Durch einen Interneteintrag erfährt unser Autor, dass in seinem heutigen Wohnhaus einst ein Berliner Jude lebte, der von den Nazis ermordet wurde. Und von Nachbarn denunziert. Die Geschichte einer Recherche, die nahegeht

Aus Berlin Gereon Asmuth

Diese Geschichte beginnt mit einem Text. Ende Februar 2023 berichtete Sabine Seifert in der taz über Menschen, die sich in Berlin auf die Spuren einer jüdischen Familie begeben haben, die einst in dem Haus wohnten, in dem sie heute leben. Und sie erwähnt dabei auch das noch recht neue Internetprojekt „Mapping the Lives“, in dem die einstigen Wohnorte von Verfolgten des Nazi-Regimes auf einem Stadtplan eingetragen sind.
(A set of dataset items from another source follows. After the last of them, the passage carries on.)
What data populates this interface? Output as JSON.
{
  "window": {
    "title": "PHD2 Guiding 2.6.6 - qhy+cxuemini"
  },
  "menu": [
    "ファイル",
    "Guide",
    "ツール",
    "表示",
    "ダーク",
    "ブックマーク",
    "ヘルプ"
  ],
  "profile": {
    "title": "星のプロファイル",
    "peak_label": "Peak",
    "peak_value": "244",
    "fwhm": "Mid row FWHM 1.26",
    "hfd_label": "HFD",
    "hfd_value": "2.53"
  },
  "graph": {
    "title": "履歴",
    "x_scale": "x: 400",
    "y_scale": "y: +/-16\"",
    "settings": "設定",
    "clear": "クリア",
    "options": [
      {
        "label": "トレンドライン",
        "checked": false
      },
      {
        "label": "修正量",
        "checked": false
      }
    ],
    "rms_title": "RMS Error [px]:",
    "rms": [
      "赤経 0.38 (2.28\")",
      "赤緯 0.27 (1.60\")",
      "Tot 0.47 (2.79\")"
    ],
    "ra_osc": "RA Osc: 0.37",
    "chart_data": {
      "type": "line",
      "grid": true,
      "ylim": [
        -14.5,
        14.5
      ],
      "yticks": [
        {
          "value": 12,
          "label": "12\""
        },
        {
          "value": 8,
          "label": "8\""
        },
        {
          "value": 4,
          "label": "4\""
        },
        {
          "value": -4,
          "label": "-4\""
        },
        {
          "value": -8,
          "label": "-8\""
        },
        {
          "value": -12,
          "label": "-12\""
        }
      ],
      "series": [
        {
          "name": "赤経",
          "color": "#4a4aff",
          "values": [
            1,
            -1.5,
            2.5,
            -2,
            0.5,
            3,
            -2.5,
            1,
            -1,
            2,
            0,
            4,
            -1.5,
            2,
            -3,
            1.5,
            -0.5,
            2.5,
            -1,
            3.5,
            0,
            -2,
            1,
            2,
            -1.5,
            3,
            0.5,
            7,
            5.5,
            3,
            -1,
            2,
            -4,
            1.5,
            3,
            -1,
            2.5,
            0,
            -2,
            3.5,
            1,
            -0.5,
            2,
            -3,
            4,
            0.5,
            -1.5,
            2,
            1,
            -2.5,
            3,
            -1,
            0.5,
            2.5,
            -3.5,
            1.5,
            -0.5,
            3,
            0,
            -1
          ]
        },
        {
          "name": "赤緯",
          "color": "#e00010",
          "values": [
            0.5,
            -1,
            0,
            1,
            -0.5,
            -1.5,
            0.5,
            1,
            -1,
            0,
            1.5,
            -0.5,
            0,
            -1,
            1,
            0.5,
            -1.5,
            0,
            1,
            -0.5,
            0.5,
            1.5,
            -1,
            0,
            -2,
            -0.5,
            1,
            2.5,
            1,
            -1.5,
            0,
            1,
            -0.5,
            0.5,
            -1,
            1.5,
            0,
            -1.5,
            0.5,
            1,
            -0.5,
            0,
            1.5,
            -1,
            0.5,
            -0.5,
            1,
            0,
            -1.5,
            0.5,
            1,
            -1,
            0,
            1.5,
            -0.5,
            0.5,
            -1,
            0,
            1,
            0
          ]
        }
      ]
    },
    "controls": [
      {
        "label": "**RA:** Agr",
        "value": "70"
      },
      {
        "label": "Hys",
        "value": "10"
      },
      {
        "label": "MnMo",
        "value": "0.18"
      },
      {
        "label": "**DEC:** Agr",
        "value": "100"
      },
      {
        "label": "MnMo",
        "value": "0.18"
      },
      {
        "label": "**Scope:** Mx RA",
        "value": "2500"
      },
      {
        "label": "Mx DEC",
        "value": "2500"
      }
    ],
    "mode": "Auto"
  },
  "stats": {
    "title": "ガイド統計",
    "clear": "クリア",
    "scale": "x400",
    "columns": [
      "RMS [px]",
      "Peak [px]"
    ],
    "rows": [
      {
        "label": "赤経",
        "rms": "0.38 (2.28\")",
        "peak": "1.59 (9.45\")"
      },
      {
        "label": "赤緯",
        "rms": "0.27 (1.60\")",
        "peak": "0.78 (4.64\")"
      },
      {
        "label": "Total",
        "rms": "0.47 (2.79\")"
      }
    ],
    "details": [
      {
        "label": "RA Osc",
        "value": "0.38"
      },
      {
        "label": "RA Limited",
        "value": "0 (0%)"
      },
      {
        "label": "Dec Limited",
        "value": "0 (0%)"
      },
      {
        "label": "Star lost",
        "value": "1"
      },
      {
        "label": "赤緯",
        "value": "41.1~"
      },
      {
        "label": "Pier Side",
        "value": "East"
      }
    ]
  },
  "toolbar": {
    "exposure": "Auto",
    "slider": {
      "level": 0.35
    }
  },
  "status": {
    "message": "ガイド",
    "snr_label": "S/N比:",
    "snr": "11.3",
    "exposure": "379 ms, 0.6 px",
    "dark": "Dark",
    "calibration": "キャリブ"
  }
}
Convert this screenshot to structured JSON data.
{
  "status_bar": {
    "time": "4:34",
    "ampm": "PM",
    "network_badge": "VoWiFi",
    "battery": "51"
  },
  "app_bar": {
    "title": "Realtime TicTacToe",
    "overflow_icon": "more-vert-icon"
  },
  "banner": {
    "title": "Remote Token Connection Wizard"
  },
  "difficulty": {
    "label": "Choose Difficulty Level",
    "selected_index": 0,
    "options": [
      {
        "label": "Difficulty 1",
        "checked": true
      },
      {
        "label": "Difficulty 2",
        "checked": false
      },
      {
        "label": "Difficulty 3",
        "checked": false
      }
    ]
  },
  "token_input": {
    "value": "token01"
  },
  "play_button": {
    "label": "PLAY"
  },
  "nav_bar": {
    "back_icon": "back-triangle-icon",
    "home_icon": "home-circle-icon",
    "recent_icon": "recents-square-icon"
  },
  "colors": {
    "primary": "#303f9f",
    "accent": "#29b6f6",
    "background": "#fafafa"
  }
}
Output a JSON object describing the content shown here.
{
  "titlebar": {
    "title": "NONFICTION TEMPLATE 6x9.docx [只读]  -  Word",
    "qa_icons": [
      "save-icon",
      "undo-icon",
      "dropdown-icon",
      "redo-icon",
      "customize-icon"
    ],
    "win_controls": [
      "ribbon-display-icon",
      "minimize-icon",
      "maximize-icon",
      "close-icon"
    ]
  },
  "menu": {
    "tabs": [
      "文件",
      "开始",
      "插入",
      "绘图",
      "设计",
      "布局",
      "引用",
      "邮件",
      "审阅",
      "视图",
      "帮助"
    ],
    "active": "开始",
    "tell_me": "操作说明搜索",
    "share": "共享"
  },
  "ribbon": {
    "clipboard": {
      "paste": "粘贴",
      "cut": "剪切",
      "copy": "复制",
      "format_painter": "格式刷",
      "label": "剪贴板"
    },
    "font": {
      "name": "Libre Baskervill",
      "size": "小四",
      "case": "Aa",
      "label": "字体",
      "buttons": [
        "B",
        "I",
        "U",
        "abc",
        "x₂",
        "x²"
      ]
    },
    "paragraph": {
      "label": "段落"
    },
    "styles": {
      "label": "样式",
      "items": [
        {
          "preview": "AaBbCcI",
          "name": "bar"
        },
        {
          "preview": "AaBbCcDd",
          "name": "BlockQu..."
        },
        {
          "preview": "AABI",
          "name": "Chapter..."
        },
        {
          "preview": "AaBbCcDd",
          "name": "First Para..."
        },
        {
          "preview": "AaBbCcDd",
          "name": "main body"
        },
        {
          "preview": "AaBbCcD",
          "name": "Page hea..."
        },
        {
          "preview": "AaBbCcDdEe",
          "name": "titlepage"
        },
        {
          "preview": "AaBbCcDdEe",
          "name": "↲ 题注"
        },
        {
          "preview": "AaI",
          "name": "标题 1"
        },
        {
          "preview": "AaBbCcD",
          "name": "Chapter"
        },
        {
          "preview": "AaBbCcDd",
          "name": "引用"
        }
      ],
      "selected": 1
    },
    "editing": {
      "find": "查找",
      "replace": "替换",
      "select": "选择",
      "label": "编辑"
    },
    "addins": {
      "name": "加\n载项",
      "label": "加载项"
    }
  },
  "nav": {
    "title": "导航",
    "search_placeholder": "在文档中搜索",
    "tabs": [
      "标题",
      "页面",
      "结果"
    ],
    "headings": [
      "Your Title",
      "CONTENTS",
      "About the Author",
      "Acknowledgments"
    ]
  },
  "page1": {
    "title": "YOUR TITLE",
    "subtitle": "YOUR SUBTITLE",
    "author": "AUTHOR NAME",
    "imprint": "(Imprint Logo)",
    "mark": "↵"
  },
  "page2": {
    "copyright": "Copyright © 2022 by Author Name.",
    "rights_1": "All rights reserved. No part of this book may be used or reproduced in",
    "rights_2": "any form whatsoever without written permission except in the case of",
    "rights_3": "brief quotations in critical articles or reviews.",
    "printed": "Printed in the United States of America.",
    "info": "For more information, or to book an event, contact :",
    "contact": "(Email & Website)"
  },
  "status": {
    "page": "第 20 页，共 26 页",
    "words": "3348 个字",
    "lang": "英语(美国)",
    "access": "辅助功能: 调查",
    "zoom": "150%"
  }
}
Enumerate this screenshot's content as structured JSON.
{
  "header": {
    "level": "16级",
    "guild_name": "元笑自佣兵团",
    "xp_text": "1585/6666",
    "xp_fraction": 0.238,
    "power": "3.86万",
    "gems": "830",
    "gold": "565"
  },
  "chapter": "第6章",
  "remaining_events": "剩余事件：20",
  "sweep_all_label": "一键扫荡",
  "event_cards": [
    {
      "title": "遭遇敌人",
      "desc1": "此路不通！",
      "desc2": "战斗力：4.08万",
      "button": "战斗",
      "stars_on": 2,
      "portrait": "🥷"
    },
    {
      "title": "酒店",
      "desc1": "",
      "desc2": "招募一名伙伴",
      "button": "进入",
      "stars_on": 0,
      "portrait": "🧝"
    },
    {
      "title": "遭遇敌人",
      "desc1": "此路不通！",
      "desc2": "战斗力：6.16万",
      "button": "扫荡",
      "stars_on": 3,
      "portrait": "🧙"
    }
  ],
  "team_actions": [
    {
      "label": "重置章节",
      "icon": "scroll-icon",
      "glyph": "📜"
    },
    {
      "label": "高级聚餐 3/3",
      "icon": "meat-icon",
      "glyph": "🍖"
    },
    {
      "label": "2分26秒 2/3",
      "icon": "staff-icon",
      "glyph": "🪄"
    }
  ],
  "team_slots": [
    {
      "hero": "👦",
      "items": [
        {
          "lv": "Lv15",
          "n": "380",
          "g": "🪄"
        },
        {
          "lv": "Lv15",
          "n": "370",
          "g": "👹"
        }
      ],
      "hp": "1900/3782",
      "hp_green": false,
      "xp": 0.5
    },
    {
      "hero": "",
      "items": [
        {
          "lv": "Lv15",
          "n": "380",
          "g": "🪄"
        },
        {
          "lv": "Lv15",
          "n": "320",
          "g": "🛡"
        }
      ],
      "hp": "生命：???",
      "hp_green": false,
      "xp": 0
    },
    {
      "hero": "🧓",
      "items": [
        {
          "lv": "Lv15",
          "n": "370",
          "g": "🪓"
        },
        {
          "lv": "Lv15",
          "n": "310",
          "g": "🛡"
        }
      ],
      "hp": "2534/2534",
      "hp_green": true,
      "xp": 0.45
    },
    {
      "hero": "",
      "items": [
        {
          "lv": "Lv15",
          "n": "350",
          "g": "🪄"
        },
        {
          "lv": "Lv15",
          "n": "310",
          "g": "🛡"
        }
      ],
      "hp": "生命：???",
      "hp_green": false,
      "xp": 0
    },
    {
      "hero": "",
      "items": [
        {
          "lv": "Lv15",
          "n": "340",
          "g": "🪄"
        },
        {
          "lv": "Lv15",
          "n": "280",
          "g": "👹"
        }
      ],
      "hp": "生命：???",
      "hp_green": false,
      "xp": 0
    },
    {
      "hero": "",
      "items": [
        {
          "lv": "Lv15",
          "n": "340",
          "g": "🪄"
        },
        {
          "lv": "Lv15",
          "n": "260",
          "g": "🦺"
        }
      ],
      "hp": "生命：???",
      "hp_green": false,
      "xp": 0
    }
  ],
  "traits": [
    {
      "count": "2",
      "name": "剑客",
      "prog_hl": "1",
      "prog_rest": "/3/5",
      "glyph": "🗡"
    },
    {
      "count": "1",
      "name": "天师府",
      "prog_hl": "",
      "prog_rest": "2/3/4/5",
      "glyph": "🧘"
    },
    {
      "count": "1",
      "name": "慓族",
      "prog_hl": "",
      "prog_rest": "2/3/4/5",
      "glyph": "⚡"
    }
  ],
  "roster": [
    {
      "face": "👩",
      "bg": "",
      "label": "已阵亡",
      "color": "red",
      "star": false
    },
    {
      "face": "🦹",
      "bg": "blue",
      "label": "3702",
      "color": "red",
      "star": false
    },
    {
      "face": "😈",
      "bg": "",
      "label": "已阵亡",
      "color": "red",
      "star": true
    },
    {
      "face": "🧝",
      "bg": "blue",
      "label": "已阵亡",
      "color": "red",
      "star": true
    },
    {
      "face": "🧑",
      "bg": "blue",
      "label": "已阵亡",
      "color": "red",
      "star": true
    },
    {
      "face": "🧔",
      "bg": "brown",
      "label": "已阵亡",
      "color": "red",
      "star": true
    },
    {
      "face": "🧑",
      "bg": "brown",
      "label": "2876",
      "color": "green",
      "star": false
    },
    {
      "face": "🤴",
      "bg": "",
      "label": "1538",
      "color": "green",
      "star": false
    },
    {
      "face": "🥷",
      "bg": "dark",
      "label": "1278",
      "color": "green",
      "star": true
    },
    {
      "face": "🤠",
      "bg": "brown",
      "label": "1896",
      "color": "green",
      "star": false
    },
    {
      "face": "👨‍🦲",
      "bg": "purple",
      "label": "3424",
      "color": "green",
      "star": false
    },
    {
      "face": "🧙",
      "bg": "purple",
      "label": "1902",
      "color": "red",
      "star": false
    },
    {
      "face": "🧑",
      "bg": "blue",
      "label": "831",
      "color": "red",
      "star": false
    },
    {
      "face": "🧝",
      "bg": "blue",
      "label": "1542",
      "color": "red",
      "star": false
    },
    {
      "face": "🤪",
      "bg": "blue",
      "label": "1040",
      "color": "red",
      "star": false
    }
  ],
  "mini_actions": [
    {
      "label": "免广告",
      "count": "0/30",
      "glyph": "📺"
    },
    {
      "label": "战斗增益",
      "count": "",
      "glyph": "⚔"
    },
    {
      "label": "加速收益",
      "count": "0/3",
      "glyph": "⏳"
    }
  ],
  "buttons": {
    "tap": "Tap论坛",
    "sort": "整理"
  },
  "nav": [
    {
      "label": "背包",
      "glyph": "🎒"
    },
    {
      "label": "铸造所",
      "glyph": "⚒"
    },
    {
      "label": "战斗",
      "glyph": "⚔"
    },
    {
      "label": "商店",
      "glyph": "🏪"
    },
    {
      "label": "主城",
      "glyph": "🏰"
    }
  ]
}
Noch am selben Abend schaue ich mir die Seite im Netz an – prüfe meine eigene Adresse. Und plötzlich stehen fünf Namen vor meinen Augen. Fünf Menschen, die einst dort lebten, wo ich jetzt zu Hause bin.

Max Anschel. Seine Frau Anna. Ihre Tochter Ruth. Dazu Heinz Hans Geissler und Erwin Thiel.

Seit über 25 Jahren schon wohne ich in einem alten Mietshaus an der Elisabethkirchstraße in Berlin-Mitte. Stolpersteine, die an einstige jüdische An­woh­ne­r:in­nen erinnern, liegen vor vielen Häusern im Kiez. Bei uns aber nicht. Schon lange hatte ich vermutet, dass auch in „meinem“ Haus Verfolgte gewohnt haben müssen. Dank Mapping the Lives kenne ich nun die Namen.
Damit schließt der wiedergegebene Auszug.